Après l’élection de Péladeau, Québec solidaire demeure soudé au Parti québécois

C’est sans grande surprise que le magnat de la presse et ultra-droitier notoire Pierre-Karl Péladeau est devenu le nouveau chef du Parti québécois (PQ) le 15 mai dernier. Tout au long de la course à la direction, Péladeau était considéré comme le favori. Il était soutenu par de hauts dirigeants du parti, d’anciens premiers ministres péquistes, ainsi qu’une section de la bureaucratie syndicale.

La victoire de Péladeau confirme – pour ceux qui pourraient en douter encore – que le Parti québécois est un parti de la grande entreprise, entièrement voué à défendre l’élite financière et patronale. En fait, son élection représente une nouvelle étape dans le profond virage à droite opéré par le PQ au cours des dernières décennies.
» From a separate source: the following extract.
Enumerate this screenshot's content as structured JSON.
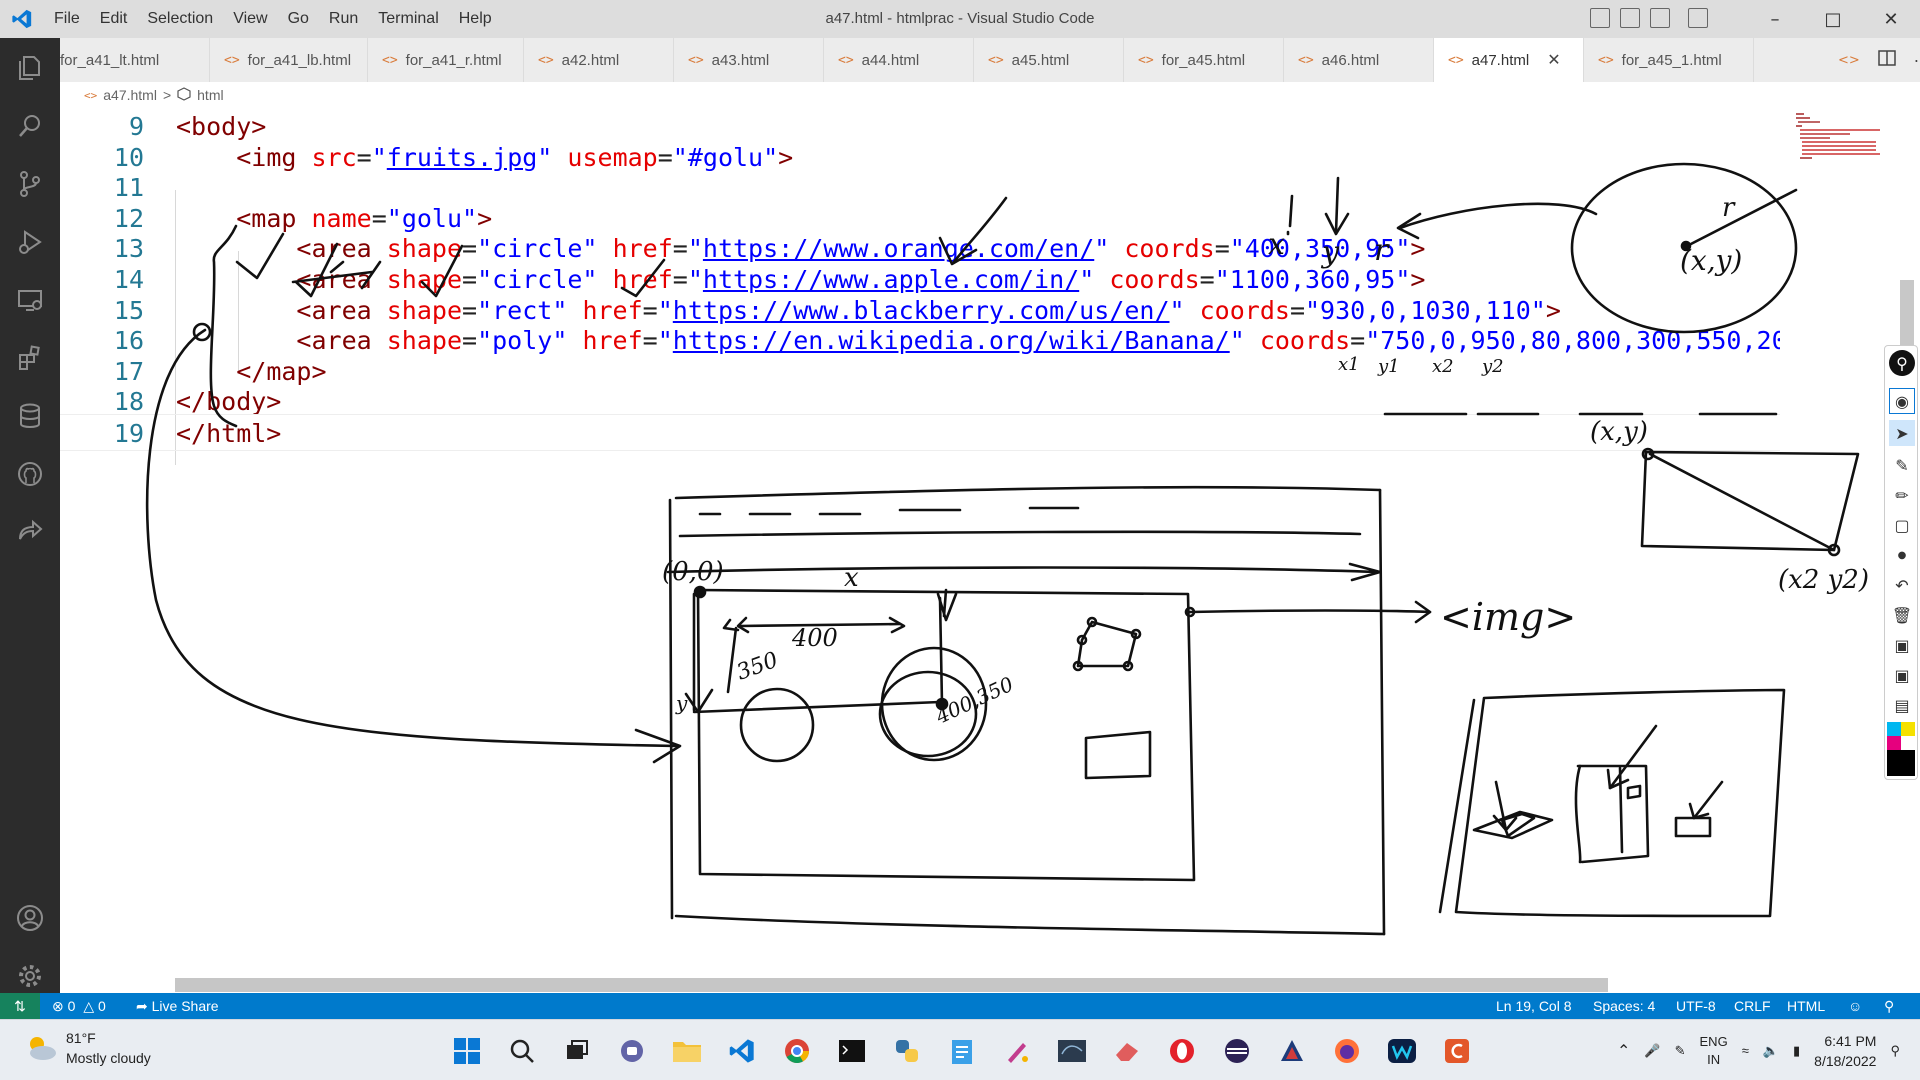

Le fait que le richissime homme d’affaires soit également un ardent souverainiste est un éloquent commentaire sur la véritable nature de classe du projet de l’indépendance du Québec.

Depuis des années, Péladeau joue un rôle idéologique de premier plan pour tourner le débat politique franchement à droite. Par le contrôle de son empire médiatique Québecor, Péladeau sert de porte-voix aux sections les plus rapaces de l’élite dirigeante – y compris d’anciens dirigeants péquistes et libéraux ayant publié un manifeste des «lucides» en 2005 – qui réclament d’un côté une baisse massive de l’impôt sur les riches et la grande entreprise, et de l’autre, le démantèlement et la privatisation des services publics, la hausse des tarifs et la réduction des salaires et des conditions de travail. Péladeau a lui-même mis en œuvre de vastes restructurations dans ses filiales – au nom de la «convergence» des plateformes médiatiques – qui ont résulté en des pertes de milliers d’emplois.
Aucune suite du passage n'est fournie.